Threat actors linked to the IceFire ransomware operation are now actively targeting Linux systems around the world with a new dedicated encryptor.

SentinelLabs security researchers found that the gang penetrated the networks of several media and entertainment organizations around the world in the past few weeks, starting in mid-February, according to a report shared in advance with BleepingComputer.

Once inside their networks, attackers deploy their new malware variant to encrypt victims’ Linux systems.

When executed, IceFire ransomware encrypts files, appends the ‘.ifire’ extension to the filename, and then covers its tracks by deleting itself and the binary.

It is also important to note that IceFire does not encrypt all files on Linux. The ransomware strategically avoids encrypting specific paths, allowing critical parts of the system to remain operational.

This calculated approach aims to avoid a complete system shutdown, which could cause irreparable damage and even greater disruption.

Active for at least March 2022 and mostly inactive since late November, IceFire ransomware returned in early January in new attacks, as shown by submissions on the ID-Ransomware platform.

​IBM Aspera Faspex targeting

IceFire operators are exploiting a deserialization vulnerability in IBM Aspera Faspex file sharing software (tracked as CVE-2022-47986) to hack into vulnerable target systems and deploy their ransomware payloads.

This high-severity pre-authentication RCE vulnerability was patched by IBM in January and has been exploited in attacks since early February [1, 2] surface management company after attack Assetnote published a technical report containing the exploitation code.

CISA too added the security breach of its catalog of vulnerabilities exploited in the wild in February 2021, ordering federal agencies to patch their systems until March 14.

“Compared to Windows, it is more difficult to deploy ransomware against Linux, especially on a large scale. Many Linux systems are servers: typical infection vectors like phishing or unwanted downloads are less effective,” explains Sentinel Labs.

“To overcome this, actors are turning to exploiting application vulnerabilities, as demonstrated by operator IceFire by deploying payloads through an IBM Aspera vulnerability.”

Shodan shows more than 150 Aspera Faspex servers online presentations, mostly in the United States and China.

Most ransomware strains encrypt Linux servers

IceFire ransomware’s decision to expand Linux targeting after previously focusing on attacking Windows systems alone is a strategic shift that aligns with other ransomware groups that have also begun attacking Linux systems in recent years. last years.

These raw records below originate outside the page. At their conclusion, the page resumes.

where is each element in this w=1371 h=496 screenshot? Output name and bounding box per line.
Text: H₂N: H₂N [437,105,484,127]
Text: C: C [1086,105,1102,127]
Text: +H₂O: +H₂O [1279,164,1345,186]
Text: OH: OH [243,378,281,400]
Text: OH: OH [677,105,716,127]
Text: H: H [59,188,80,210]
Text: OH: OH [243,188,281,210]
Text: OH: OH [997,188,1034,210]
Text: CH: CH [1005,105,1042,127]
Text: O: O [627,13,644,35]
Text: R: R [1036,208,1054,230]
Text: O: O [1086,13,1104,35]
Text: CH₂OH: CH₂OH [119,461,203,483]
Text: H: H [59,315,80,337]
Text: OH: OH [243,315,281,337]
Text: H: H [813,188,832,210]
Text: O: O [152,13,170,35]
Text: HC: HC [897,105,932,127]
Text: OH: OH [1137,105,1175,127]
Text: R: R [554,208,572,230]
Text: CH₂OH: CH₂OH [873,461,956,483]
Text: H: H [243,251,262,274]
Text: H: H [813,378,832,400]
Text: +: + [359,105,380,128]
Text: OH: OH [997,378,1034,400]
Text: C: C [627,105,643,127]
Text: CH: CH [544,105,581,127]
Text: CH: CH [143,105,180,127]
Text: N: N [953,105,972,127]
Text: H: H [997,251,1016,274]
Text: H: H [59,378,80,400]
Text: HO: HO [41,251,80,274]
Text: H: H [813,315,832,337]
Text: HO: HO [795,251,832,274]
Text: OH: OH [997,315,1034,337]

Their decision fits a trend that companies have moved to VMware ESXi virtual machines on Linux, which offer improved device management and much more efficient resource management.

After deploying their malware to ESXi hosts, ransomware operators can use a single command to encrypt victims’ Linux servers in bulk.

Although the IceFire ransomware does not specifically target VMware ESXi virtual machines, its Linux encryptor is equally effective, as shown by victims’ encrypted files submitted to the ID-Ransomware platform for analysis.

“This development for IceFire reinforces the growing popularity of Linux-targeted ransomware through 2023,” SentinelLabs says.

“While the groundwork was laid in 2021, the Linux ransomware trend accelerated in 2022 as illustrious groups added Linux encryptors to their arsenal.”

Similar ciphers have been released by several other ransomware gangs, including Conti, LockBit, Hello Kitty, BlackMatter, REvil, AvosLocker, RansomEXXAnd Hive.

Emsisoft CTO Fabien Wosar previously told BleepingComputer that other ransomware gangs (in addition to the ones we’ve already discussed), including Babuk, GoGoogle, Snatch, PureLocker, Mespinoza, RansomExx/Defray, and DarkSide, have been developing and deploying their own Linux encryptors during of attacks.